First and foremost, a Christian wedding should make much of Jesus.  A Christian marriage is supposed to be a picture of the relationship between Christ and the church, and it is our Creator who invented marriage in the first place.  So it is only appropriate that the service includes a Bible reading and a talk making Christ known.  A wedding may well be a rare visit to church for many guests, and here is an opportunity to draw attention to the good news of Jesus.  An atmosphere of praise and thanksgiving to God, and prayers which rightly express the happy couple’s dependence on God for their future, now and eternally, is a wonderful witness.

Next, a Christian wedding should be planned “not looking to your own interests, but each of you to the interests of others” (Philippians 2:4, NIV). It should be a good experience for guests.  This sounds obvious, but our culture, and the whole wedding industry, can lure us into thinking of a wedding in self-indulgent terms: best photoshoot, grandest meal, most romantic location, smartest clothes, most spectacular hen or stag do.

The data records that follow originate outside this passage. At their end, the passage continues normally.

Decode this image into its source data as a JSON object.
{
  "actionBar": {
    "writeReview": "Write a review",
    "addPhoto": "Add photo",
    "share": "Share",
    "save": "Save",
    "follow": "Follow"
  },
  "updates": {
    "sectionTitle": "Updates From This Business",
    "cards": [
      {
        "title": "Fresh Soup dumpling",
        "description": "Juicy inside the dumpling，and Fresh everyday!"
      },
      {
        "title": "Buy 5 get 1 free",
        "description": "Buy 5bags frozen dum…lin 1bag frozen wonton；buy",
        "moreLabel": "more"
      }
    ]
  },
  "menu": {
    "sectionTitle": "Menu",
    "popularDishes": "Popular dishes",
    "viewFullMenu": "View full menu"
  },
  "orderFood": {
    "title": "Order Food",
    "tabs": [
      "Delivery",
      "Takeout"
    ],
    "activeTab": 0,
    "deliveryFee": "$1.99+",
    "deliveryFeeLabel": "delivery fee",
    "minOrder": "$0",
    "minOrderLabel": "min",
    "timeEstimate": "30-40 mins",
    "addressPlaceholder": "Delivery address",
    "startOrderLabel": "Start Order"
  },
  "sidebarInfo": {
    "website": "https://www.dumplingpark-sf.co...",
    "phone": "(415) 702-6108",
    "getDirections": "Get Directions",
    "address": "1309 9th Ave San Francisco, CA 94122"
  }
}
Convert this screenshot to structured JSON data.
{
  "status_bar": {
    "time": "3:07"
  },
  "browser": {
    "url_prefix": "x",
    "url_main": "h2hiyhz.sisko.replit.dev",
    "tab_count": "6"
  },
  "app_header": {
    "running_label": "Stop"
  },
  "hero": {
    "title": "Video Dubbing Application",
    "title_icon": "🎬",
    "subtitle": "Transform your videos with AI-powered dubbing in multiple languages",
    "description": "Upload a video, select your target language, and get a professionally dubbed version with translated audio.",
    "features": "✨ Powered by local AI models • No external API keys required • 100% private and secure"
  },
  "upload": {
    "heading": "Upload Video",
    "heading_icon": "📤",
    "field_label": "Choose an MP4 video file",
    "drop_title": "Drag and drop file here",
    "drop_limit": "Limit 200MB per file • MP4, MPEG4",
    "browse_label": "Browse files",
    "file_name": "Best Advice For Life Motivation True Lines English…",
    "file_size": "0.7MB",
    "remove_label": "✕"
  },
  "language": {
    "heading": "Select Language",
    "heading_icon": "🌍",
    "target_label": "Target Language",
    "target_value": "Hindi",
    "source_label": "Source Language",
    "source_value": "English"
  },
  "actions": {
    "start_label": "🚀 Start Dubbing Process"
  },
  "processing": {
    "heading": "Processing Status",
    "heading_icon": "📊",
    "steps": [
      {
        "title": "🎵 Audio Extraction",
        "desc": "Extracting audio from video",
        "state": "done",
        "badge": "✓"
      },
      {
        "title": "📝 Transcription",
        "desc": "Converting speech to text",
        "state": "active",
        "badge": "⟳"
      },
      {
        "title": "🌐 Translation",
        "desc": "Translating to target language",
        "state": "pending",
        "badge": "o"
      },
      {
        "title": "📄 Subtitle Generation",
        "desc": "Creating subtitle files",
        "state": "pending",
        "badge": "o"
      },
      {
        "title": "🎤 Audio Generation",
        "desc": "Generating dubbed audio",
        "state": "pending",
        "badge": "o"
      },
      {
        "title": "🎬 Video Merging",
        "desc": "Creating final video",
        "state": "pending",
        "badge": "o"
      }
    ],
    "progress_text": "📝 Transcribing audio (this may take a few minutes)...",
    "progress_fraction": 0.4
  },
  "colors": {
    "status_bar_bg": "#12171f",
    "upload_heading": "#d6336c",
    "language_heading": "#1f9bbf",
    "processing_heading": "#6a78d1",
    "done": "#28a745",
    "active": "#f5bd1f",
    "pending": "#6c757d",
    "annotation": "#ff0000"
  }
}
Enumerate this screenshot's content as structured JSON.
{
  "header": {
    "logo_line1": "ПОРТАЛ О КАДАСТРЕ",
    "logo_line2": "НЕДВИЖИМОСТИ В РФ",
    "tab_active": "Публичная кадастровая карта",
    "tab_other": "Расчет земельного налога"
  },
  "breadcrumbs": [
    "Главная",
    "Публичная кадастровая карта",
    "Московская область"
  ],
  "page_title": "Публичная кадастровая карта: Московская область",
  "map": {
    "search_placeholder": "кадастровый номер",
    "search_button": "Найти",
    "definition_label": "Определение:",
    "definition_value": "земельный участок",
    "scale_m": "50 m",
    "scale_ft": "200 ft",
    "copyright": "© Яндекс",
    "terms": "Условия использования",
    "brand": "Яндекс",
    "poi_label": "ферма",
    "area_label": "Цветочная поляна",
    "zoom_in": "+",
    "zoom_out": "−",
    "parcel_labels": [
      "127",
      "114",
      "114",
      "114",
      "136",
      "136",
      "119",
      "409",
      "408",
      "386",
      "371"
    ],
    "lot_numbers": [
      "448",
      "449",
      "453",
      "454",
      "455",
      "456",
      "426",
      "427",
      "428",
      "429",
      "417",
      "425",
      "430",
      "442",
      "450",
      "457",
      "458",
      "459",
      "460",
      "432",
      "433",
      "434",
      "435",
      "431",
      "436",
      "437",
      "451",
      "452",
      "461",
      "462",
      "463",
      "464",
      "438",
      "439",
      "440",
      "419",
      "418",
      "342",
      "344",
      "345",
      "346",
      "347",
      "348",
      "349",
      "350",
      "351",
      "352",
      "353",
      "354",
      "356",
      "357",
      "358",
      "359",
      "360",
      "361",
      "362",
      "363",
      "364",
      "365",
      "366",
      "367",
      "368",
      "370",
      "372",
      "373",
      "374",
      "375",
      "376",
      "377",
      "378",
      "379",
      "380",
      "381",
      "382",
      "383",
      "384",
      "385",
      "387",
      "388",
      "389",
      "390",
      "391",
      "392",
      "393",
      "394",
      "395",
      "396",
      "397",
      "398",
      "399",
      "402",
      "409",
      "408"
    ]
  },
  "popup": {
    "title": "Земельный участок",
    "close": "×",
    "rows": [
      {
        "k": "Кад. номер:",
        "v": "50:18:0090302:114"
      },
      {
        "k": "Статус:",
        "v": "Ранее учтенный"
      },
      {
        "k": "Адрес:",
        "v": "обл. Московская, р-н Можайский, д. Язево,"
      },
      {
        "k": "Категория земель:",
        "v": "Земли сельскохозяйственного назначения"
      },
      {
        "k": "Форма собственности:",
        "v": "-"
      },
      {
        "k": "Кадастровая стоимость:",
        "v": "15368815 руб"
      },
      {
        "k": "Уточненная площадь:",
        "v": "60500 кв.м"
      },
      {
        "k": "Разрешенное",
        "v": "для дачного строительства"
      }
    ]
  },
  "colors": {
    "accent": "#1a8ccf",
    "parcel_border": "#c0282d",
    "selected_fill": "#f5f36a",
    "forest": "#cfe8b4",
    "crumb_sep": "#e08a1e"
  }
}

Instead, we should be asking ourselves how our plans will impact our guests.  Will our proposed location land them with big costs?  Will the shape of the day mean they have to hang around for ages?  Will the hen or stag do create private financial difficulty for some invited?  Will the arrangements work for Granny and Grandpa as well as for younger friends?  Will anyone know the songs?  Will kindness be the air we breathe?

We’ll also take care not to portray marriage as the be-all-and-end-all of life.  Again, we’ll keep Jesus central, and be sensitive to the situations of different guests.

And we should take care, when it comes to the speeches, not to let any unwholesome talk come out of your mouths, but only what is helpful for building others up according to their needs, that it may benefit those who listen. (Ephesians 4:29, NIV) The best speeches I’ve heard haven’t been models of oratory, but have been genuine, fun and loving, and have left out all traces of cynicism and coarseness.

What a witness to Christ a Christian wedding can be – and not only in our speech, but in our actions. It’s scarcely the main meaning of the passage quoted above, but at the wedding in Cana the guests did pretty well as a result of Jesus’ presence!